Toplumsal baskının şiddetle hissedildiği toplumlarda bireyin hareketleri, davranışları ve fikirlerini serbestçe ifade etme gibi hususiyetler ya hiç yoktur ya da son derece kısıtlıdır. Büyükler karşısında sürekli susturulan çocuklar kendi duygu ve düşüncelerini ifade etmede bir tutukluluk yaşarlar. Bunun verdiği sıkıntı ile ya çevreye karşı duyarsız ya tedirgin ya da korkak ve ürkek olurlar.

Toplumsal baskının kısmen az görüldüğü cemiyetlerde birey kendini ifade etmek, kabul ettirmek derdine düşer. Bu onlar için bir tutkudur. 18-25 yaş arası bireyler, “en iyi kendi düşünür, büyüklerin düşünceleri modası geçmiş ve bayatlamış bilgiler” olarak algılarlar. Onlar için tek gerçeklik vardır: Sadece kendi gerçekleri.

Bütün bunları göz önüne aldığımız zaman ortaya vahim bir tablo çıkıyor: Kutuplaşmak.

Kutuplaşmak bir milleti felakete sürükleyen en tehlikeli yoldur. Bunun önüne nasıl geçilir? Doğrusunu isterseniz bunun kesin bir çözümü yoktur. Ama bence en etkili yöntem kutuplaşmaya giden yolların önünü tıkamak olur. Bu da guruplara, gençlere kendilerini ifade etme hakkı vermekle olur. İster basın yoluyla, ister sözle. Kendisini ifade edemeyen gençler, guruplar hem kırılgan hem de son derece saldırgan olabiliyorlar. Ancak bunu dengelemek gerekir. Kürsüyü tamamen onların hizmetine verdiğiniz zaman da şımarırlar ve kimseyi takmaz hale gelirler. Bunun için kontrolü elden bırakmamak gerekir. Yani gençlerin de belli kural ve kaidelere uyma mecburiyetleri olmalıdır. Tamamen başıboş bırakılmamalıdır. Ne çok sıkmalı ne de tamamen başıboş bırakılmalı.

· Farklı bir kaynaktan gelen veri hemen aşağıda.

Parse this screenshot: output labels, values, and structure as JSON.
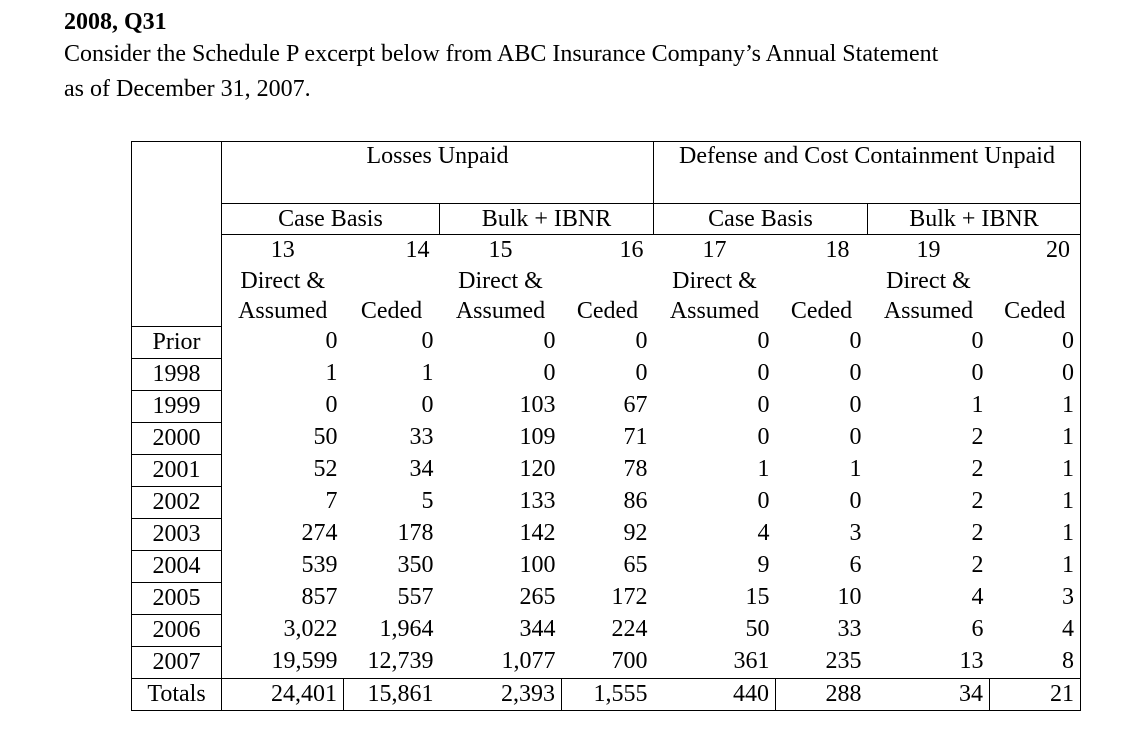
{
  "heading": "2008, Q31",
  "intro": "Consider the Schedule P excerpt below from ABC Insurance Company’s Annual Statement as of December 31, 2007.",
  "table": {
    "groups": [
      "Losses Unpaid",
      "Defense and Cost Containment Unpaid"
    ],
    "subgroups": [
      "Case Basis",
      "Bulk + IBNR",
      "Case Basis",
      "Bulk + IBNR"
    ],
    "col_numbers": [
      "13",
      "14",
      "15",
      "16",
      "17",
      "18",
      "19",
      "20"
    ],
    "col_label_line1": [
      "Direct &",
      "",
      "Direct &",
      "",
      "Direct &",
      "",
      "Direct &",
      ""
    ],
    "col_label_line2": [
      "Assumed",
      "Ceded",
      "Assumed",
      "Ceded",
      "Assumed",
      "Ceded",
      "Assumed",
      "Ceded"
    ],
    "rows": [
      {
        "year": "Prior",
        "values": [
          "0",
          "0",
          "0",
          "0",
          "0",
          "0",
          "0",
          "0"
        ]
      },
      {
        "year": "1998",
        "values": [
          "1",
          "1",
          "0",
          "0",
          "0",
          "0",
          "0",
          "0"
        ]
      },
      {
        "year": "1999",
        "values": [
          "0",
          "0",
          "103",
          "67",
          "0",
          "0",
          "1",
          "1"
        ]
      },
      {
        "year": "2000",
        "values": [
          "50",
          "33",
          "109",
          "71",
          "0",
          "0",
          "2",
          "1"
        ]
      },
      {
        "year": "2001",
        "values": [
          "52",
          "34",
          "120",
          "78",
          "1",
          "1",
          "2",
          "1"
        ]
      },
      {
        "year": "2002",
        "values": [
          "7",
          "5",
          "133",
          "86",
          "0",
          "0",
          "2",
          "1"
        ]
      },
      {
        "year": "2003",
        "values": [
          "274",
          "178",
          "142",
          "92",
          "4",
          "3",
          "2",
          "1"
        ]
      },
      {
        "year": "2004",
        "values": [
          "539",
          "350",
          "100",
          "65",
          "9",
          "6",
          "2",
          "1"
        ]
      },
      {
        "year": "2005",
        "values": [
          "857",
          "557",
          "265",
          "172",
          "15",
          "10",
          "4",
          "3"
        ]
      },
      {
        "year": "2006",
        "values": [
          "3,022",
          "1,964",
          "344",
          "224",
          "50",
          "33",
          "6",
          "4"
        ]
      },
      {
        "year": "2007",
        "values": [
          "19,599",
          "12,739",
          "1,077",
          "700",
          "361",
          "235",
          "13",
          "8"
        ]
      },
      {
        "year": "Totals",
        "values": [
          "24,401",
          "15,861",
          "2,393",
          "1,555",
          "440",
          "288",
          "34",
          "21"
        ]
      }
    ]
  }
}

Ülkemizin varlığını, devletimizin dirlik, düzenlik ve devamını, milletimizin birlik ve milli bütünlüğünü ilelebet devam etmesini istiyorsak gençlerimize sahip çıkmalı, onları her türlü zararlı fikir ve düşünce akımlarından korumalıyız. Hangi genç olursa olsun kazanma yoluna gitmeliyiz. Gençliğimiz bölmek için, devletimizi yıkmak için bedbahtlar nasıl çalışıyorsa biz de kazanmak için onlardan daha çok çalışmalıyız. Bizim çöpe atılacak bir tek ferdimiz bile yok. 

Gençlik dev bir dalgadır. Sakinleşmek için mutlaka huzurlu bir limana ihtiyaç duyacaktır. İlgilenilmeyen, başıboş bırakılan her genç mutlaka fırtına ve boran olarak o topluluğa geri dönecektir. Bu kasırgadan etkilenmem, yara almadan kurtulurum diyen babayiğit her halde mevcut değildir. Ona göre davranalım ve tedbiri elden bırakmayalım.

Selam ve sevgiler Türk- İslam güneşinin üzerine olsun.